Bishop Schofield’s is the third response to the third such letter. Former letters went to Bishop Duncan of Pittsburgh and to Bishop Iker of Fort Worth. The three responses have been different, more different than the letters sent to each bishop. Bishop Duncan’s was short and to the point, if not sweet. It asserted resolution and sad necessity, using words from Scripture and the implied image of Martin Luther. Bishop Iker’s response was longer, and full of angry projection and disdain.
Bishop Schofield’s is different yet again. It is well written and subtle. It seems to meet a pastoral initiative with a pacific response. It even includes consideration that the diocesan convention might step back, and that he would then continue in the Episcopal Church, if in dissent.

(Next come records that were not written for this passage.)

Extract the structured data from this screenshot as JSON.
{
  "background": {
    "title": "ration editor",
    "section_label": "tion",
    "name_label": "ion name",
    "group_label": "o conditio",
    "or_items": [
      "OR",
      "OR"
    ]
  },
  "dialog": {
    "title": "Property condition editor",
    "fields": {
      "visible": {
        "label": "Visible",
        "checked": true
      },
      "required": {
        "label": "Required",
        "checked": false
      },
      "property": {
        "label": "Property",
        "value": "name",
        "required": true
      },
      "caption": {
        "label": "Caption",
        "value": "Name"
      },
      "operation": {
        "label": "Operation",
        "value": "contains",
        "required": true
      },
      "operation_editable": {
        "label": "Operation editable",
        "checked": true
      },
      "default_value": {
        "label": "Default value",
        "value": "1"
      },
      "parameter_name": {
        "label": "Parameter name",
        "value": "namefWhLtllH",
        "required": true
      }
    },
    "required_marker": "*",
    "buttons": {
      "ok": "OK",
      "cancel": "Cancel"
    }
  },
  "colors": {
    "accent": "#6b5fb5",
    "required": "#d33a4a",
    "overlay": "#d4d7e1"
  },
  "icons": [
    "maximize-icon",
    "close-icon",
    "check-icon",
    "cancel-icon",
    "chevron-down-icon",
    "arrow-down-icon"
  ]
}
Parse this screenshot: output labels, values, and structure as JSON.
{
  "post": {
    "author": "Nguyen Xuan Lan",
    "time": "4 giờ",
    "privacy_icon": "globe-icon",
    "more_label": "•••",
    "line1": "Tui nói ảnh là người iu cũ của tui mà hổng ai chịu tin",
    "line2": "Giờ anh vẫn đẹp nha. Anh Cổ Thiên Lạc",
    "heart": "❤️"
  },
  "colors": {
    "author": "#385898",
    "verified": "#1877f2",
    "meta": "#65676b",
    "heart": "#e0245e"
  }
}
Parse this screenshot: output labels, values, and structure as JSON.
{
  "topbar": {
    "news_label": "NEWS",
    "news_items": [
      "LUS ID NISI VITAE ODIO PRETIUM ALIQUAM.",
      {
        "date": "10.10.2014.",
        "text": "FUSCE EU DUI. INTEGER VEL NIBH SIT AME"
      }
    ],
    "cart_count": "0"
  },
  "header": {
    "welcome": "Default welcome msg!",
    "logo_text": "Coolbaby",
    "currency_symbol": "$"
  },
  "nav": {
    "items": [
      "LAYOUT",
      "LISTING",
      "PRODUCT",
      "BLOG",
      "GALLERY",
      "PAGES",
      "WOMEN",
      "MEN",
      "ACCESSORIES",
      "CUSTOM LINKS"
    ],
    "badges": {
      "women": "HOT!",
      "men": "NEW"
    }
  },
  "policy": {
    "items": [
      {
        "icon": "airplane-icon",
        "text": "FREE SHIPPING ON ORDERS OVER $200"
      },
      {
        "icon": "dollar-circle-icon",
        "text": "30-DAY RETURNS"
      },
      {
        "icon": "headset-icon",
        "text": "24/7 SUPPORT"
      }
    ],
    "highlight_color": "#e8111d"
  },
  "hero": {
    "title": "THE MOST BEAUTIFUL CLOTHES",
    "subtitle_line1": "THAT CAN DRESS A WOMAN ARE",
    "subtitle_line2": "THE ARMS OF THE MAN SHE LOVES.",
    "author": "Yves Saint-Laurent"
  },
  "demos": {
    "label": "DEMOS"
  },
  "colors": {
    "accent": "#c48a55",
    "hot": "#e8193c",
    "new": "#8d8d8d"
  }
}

To say it is “pacific,” however, is not to imply it is either passive or pacifist. If ever there was a case of damning with faint praise this would be it – well, perhaps, if there were actually any praise intended.
While saying he appreciated the “pastoral tone” of Bishop Jefferts Schori’s letter, he makes clear his perspective. The Episcopal Church is “an apostate institution that has minted a new religion irreconcilable with the Anglican faith,” guilty of “false teaching and sacramental actions explicitly contrary to Scripture.” Bishop Jefferts Schori is a liar, who “in Dar es Salaam, and in the presence of the assembled Primates... verbally signified... agreement to [the proposed scheme for alternative oversight]. By the time you returned to the United States, however, you denied your public statement and declared you had only meant to bring it back for further consideration.” He appears certain enough of his view through his window into her soul.

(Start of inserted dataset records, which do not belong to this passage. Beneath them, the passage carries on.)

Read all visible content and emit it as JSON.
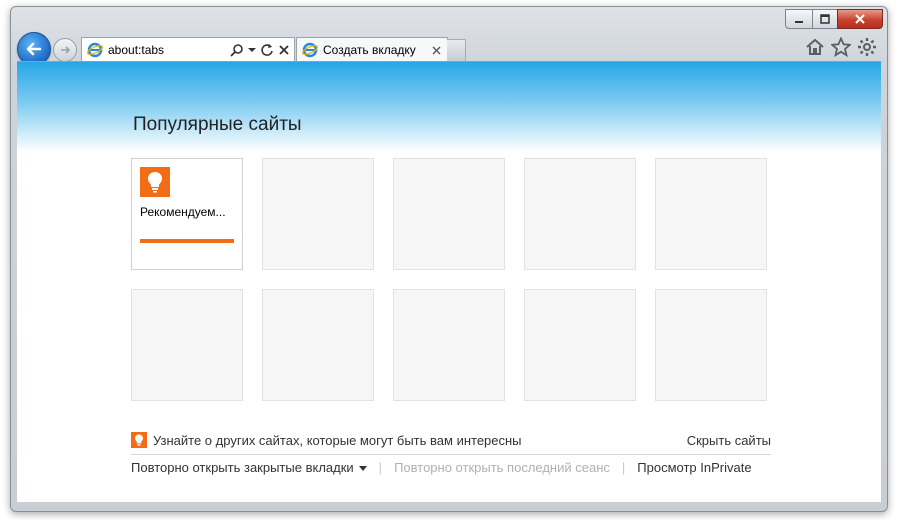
{
  "browser": {
    "address": "about:tabs",
    "tab_title": "Создать вкладку"
  },
  "page": {
    "title": "Популярные сайты",
    "tiles": [
      {
        "label": "Рекомендуем...",
        "has_content": true
      },
      {
        "label": "",
        "has_content": false
      },
      {
        "label": "",
        "has_content": false
      },
      {
        "label": "",
        "has_content": false
      },
      {
        "label": "",
        "has_content": false
      },
      {
        "label": "",
        "has_content": false
      },
      {
        "label": "",
        "has_content": false
      },
      {
        "label": "",
        "has_content": false
      },
      {
        "label": "",
        "has_content": false
      },
      {
        "label": "",
        "has_content": false
      }
    ],
    "discover_text": "Узнайте о других сайтах, которые могут быть вам интересны",
    "hide_sites": "Скрыть сайты",
    "reopen_tabs": "Повторно открыть закрытые вкладки",
    "reopen_session": "Повторно открыть последний сеанс",
    "inprivate": "Просмотр InPrivate",
    "separator": "|"
  },
  "colors": {
    "accent": "#f26d16",
    "banner": "#27a6e8"
  }
}
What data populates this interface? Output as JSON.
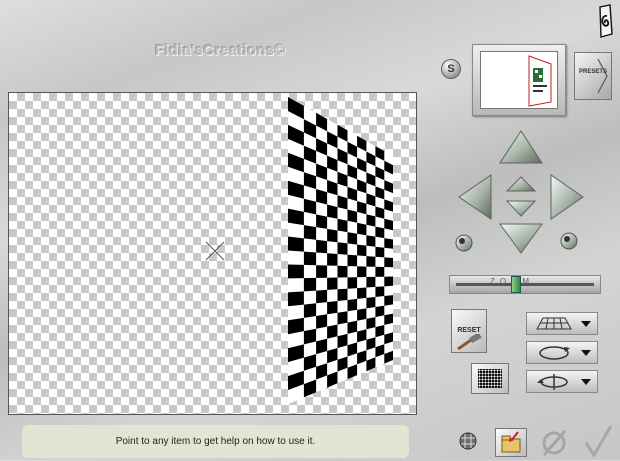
{
  "brand": {
    "text": "Fidia'sCreations©"
  },
  "status": {
    "help_text": "Point to any item to get help on how to use it."
  },
  "toolbar": {
    "s_label": "S",
    "presets_label": "PRESETS",
    "reset_label": "RESET",
    "zoom_label": "ZOOM",
    "zoom_value": 0.42
  },
  "colors": {
    "checker_light": "#c8c8c8",
    "tile_dark": "#000000",
    "zoom_knob": "#2f8a2f",
    "status_bg": "#e4e4d2"
  },
  "icons": [
    "logo-icon",
    "arrow-up-icon",
    "arrow-down-icon",
    "arrow-left-icon",
    "arrow-right-icon",
    "center-up-icon",
    "center-down-icon",
    "rotate-left-icon",
    "rotate-right-icon",
    "grid-plane-icon",
    "rotate-circle-icon",
    "spin-axis-icon",
    "chevron-down-icon",
    "grid-icon",
    "open-folder-icon",
    "cancel-icon",
    "ok-check-icon"
  ]
}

He, of course, does not need association with such a person or such an institution. “My understanding of the authority of the Holy Scriptures, as well as Catholic Faith and Order are shared by the Roman Catholic Church, Eastern Orthodox Churches and by some 60 million faithful Anglicans worldwide.” However, current understandings of "Catholic Faith and Order" in the Roman Catholic or Orthodox churches would not recognize his orders as valid. However he may dissent from matters of discipline in the Episcopal Church, his orders are Anglican, and so not recognized.
He asserts that the invitation of the Province of the Southern Cone to provide oversight meets the provisions of the Dar es Salaam scheme. That is, of course, incorrect, in that the Dar es Salaam recommendation required official participation of the Episcopal Church and of primates delegated by the Primates and by Canterbury in the decision. Whether that recommendation, did or did not violate Constitution and Canons of the Episcopal Church, this invitation is certainly no substitute. Here there is no participation, either from the Episcopal Church or from the wider Communion, in any form.
Will the diocesan convention reconsider? I pray it will, but I have little expectation. Certainly, Bishop Schofield is clear what he thinks necessary. And if they reconsider, will Bishop Schofield stay? He claims he will:
In the event that the clergy and laity reject this offer from the Southern Cone, I would, of course, follow your recommendation to participate as a dissenter of the present unbiblical course of action being pursued by the House of Bishops. To do anything else would be to abandon God’s people of San Joaquin and, in the end, prove to be a hireling and not a shepherd. For me, at least, this is the honorable course the Lord would have me follow.
If he did, of course, I would wonder about the content and the intent of his dissent. After all, he has labeled the Episcopal Church “apostate,” and the present course of action “unbiblical.” I believe that he means what he says.
But I don’t think he’s worried. I think he’s comfortable that the majority of diocesan convention agrees with him. I think that, with his full support, the diocesan convention will effect the changes in its Constitution, in pretense of separating from the Episcopal Church, and will seek support and “protection” from the Province of the Southern Cone.
And so Bishop Schofield has laid out the choices he sees. He can violate his (thrice) signed commitment to “conform to the doctrine, discipline, and worship of the Episcopal Church” (and, yes, the Book of Common Prayer is that specific), and ancient catholic tradition; or he can continue to “dissent” in a Church he considers “apostate.” Either course will certainly be hard; but I can’t imagine how either course can be considered “honorable.”